Chapter 06. Overfitting Regularization And Information Criteria

Last updated on Jun 28, 2020 13 min read

simpler models tend to be preferred
- this chapter deals with comparing explanatory value of a model and its complexity
there are two general families:
- regularization
- use a scoring mechanism like information criteria
  - this chapter introduces information theory to cover these metrics

6.1 The problem with parameters

we should not just add all variables even if they are not correlated with each other
- adding parameters will generally improve the fit of the model to the data
- however, they can often predict worse on new data
- this is overfitting

6.1.1 More parameters always improve fit

overfitting: a model learns to much from a sample
for an example, we will use fake data on average brain volumes and body mass of hominid species

sppnames <- c("afarensis", "africanus", "habilis", "boisei",
              "rudolfensis", "ergaster", "sapiens")
brainvolcc <- c(438, 452, 612, 521, 752, 871, 1350)
masskg <- c(37.0, 35.5, 34.5, 41.5, 55.5, 61.0, 53.5)
d <- tibble(species=sppnames, brain=brainvolcc, mass=masskg)

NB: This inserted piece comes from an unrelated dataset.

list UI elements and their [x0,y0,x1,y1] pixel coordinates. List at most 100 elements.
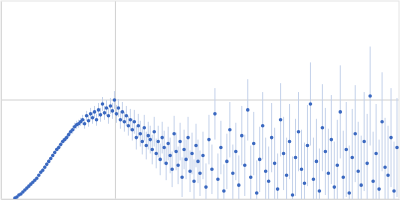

we will use lm() instead of quap() for this part of the lesson as it is a bit faster and easier to use
- the main points will still apply
we will build increasingly complex models of this data
- the simplest is below, modelling brain volume of body size

$$ v_i \sim \text{Normal}(\mu_i, \sigma) $$ $$ \mu_i = \alpha + \beta_1 m_i $$

this model is fit below and the $R^2$ is calculated.

m6_1 <- lm(brain ~ mass, data = d)
1 - var(resid(m6_1)) / var(d$brain)  # R-squared

#> [1] 0.490158

consider 5 more models, each more complex with higher degree polynomials
- below is the formula for the 2nd-degree polynomial

$$ v_i \sim \text{Normal}(\mu_i, \sigma) $$ $$ \mu_i = \alpha + \beta_1 m_i + \beta_2 m_i^2 $$

m6_1 <- lm(brain ~ mass, data = d)
m6_2 <- lm(brain ~ mass + I(mass^2), data = d)
m6_3 <- lm(brain ~ mass + I(mass^2) + I(mass^3), data = d)
m6_4 <- lm(brain ~ mass + I(mass^2) + I(mass^3) + I(mass^4), data = d)
m6_5 <- lm(brain ~ mass + I(mass^2) + I(mass^3) + I(mass^4) + I(mass^5), data = d)
m6_6 <- lm(brain ~ mass + I(mass^2) + I(mass^3) + I(mass^4) + I(mass^5) + I(mass^6), data = d)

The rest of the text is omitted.